Совсем близко подхожу, и хочется мне поднять старушку, помочь ей встать с земли, холодной уже, влажной. Она же не поворачивается, будто и не замечает меня. Гляжу, возле ее узелка, у ржавого комля березы – конверт серый. Не удержался я, не смог, поднял конверт тот с пожухлой травы. Разглядел на нем штамп полевой почты военного времени; сам конверт истерт до такой степени, что уже и не конверт это вовсе, а два слипшихся, полуистлевших лепестка бумаги, между ними – фотография. Взял грех я на душу – и фотографию посмотрел. На ней совсем юный, конопатый пацаненок-солдатик, стриженный под ежик, стоит прислонившись плечом к березам, как две капли воды похожим на эти, что передо мной, впрочем, как и на тысячи других русских берез. Разобрал я все-таки, постоявши рядом, что шепчет старушка.
– Сыночек, сыночка… – шепелявила она беззубым ртом. – Нашла-таки я твою березку… нашла, родимый. Где могилка твоя, неведомо мне, а березку сыскала все ж, сыска-ала…
Нет, не выдержал я больше и минуты… Положил фотографию поближе к узелку и отошел тихо от берез.

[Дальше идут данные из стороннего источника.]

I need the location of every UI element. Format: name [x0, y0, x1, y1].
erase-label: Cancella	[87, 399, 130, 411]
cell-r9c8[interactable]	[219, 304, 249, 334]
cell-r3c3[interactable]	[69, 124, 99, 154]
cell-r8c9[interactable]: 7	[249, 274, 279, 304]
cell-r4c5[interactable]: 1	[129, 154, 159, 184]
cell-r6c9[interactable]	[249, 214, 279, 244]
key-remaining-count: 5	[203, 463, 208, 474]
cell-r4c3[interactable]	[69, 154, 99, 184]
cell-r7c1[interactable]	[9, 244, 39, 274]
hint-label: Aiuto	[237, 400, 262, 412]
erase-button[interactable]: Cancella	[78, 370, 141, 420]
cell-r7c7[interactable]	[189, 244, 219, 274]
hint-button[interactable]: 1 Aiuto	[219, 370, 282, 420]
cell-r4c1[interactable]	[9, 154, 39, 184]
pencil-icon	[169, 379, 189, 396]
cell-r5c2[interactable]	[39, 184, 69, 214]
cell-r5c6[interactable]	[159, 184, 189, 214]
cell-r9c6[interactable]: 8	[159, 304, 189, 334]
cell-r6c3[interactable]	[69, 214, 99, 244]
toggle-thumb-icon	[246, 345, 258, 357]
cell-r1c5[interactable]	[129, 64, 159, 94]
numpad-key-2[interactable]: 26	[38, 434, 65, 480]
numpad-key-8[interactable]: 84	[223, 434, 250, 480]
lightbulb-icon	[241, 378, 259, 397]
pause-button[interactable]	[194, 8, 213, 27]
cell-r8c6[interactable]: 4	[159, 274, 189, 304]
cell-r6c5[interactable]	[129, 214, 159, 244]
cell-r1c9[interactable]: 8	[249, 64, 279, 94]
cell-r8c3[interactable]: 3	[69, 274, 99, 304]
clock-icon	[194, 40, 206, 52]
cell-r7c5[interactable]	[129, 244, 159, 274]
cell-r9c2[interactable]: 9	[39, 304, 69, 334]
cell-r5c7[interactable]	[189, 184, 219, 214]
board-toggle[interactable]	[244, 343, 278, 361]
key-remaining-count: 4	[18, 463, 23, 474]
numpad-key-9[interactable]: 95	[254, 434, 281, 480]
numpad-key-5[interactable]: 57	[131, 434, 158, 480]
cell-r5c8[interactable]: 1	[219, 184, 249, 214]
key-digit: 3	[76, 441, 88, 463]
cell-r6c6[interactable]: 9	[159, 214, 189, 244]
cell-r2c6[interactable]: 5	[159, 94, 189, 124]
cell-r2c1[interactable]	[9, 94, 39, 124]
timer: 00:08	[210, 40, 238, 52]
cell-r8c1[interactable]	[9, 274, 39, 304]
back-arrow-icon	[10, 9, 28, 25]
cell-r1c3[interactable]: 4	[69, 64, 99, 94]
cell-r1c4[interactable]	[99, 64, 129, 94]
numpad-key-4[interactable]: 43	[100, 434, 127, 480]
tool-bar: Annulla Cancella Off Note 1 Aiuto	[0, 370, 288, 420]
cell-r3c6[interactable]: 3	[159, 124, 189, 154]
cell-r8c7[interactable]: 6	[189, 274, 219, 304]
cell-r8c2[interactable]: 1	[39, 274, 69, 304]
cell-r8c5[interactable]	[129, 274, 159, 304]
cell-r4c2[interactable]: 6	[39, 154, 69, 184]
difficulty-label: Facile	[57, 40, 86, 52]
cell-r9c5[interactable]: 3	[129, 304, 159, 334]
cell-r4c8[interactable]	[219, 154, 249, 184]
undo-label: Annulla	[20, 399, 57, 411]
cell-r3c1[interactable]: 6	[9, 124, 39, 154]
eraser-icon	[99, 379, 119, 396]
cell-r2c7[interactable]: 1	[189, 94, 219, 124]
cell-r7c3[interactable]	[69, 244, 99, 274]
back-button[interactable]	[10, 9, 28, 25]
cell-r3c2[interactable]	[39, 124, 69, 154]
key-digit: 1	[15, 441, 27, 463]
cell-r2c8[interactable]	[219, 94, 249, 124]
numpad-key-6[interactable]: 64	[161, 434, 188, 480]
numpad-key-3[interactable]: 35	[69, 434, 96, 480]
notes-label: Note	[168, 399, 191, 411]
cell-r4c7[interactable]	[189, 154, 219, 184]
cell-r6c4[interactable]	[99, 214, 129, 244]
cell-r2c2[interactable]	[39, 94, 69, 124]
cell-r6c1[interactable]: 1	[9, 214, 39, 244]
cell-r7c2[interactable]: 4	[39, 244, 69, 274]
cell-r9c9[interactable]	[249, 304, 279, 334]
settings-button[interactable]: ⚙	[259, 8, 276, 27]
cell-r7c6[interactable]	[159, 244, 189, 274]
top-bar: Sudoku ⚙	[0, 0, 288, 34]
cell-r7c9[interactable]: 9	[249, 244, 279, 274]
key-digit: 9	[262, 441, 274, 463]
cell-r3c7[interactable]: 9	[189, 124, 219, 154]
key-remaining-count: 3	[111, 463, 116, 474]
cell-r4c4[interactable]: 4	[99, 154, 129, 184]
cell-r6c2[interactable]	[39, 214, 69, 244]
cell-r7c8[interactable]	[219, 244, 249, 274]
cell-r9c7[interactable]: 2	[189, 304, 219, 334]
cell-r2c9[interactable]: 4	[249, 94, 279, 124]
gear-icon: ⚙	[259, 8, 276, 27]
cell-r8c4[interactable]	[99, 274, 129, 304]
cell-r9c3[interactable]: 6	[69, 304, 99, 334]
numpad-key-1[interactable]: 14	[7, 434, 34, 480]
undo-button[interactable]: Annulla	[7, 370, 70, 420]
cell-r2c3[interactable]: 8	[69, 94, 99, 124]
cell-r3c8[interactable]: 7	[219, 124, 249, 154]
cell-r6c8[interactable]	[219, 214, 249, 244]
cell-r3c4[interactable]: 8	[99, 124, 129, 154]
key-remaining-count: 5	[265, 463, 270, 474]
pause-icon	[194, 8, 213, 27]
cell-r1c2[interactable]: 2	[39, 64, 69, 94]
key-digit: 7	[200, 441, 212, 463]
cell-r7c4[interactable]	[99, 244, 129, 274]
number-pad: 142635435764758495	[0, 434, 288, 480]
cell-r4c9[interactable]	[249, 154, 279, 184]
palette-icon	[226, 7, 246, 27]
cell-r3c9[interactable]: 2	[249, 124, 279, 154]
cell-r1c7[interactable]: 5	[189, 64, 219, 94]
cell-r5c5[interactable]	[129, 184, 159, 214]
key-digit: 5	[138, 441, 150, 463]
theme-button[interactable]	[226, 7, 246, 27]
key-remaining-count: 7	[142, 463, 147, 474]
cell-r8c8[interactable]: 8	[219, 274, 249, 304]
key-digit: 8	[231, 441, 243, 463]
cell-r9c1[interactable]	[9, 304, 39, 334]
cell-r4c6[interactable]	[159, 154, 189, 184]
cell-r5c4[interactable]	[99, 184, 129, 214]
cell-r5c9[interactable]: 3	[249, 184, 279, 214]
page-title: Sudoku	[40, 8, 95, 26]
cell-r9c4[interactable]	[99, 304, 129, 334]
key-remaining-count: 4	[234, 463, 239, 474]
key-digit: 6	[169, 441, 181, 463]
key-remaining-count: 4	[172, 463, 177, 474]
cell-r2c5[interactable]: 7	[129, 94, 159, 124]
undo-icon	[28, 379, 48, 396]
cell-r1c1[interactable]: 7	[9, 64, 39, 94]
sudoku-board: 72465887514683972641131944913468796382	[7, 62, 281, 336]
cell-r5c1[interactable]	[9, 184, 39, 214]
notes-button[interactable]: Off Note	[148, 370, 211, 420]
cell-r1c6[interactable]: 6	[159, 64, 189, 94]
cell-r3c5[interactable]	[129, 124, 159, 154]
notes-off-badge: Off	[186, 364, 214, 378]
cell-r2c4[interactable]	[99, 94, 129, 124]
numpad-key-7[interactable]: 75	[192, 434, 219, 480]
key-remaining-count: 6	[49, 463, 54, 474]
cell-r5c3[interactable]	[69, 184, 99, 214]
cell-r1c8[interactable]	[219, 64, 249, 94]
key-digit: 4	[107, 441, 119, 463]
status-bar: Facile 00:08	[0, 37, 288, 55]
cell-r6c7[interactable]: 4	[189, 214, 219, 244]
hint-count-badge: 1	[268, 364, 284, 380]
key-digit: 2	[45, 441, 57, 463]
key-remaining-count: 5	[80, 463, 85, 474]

Иду по-над насыпью, а фотография стоит в глазах. Стоит, не пропадает, и солдат тот улыбается мне грустной улыбкой. И вдруг… Я аж остановился – оживать стала фотография перед взором моим. Подмигнул с нее солдат-салажонок.
– Ну, все?.. – спрашивает.
– Готово! – отвечает снимавший его, такой же молодой солдат в новом обмундировании, складывая гармошку потрепанного «Фотокора».
– Бежим!
Они бегут мимо березок и кустов. А вместе с ними бегут, появляясь со всех сторон, другие солдаты. Бегут, застегивая на ходу ремни, натягивая на головы гимнастерки. Они спешат к железнодорожной насыпи, откуда доносится уже призывный сигнал трубы. Взбираются солдаты по откосу, прыгают в вагоны тронувшегося поезда. Вот уже и последние ухватились за поручни покачивающегося вагона. Набирая скорость, уносится вдаль длинный эшелон. Шумит ветер в молодых березах. Березы клонят головы в сторону ушедшего состава, будто тоже рвутся туда, вперед…
Медленно исчезло, растаяло наваждение. Дошел я до станции. А на электричку не спешу. И вторую и третью пропустил. Уж и солнце заходить стало. И тут появилась она, забелела платочком, узелком своим, проходя возле кассы. Поравнялась со мной бабка и бодренько прошмыгнула мимо – к вагону. А перед входом обернулась, обвела глазами платформу, пристанционные деревья за путями, лесок вдалеке и скрылась в тамбуре. Пошел к вагону и я. День угасал.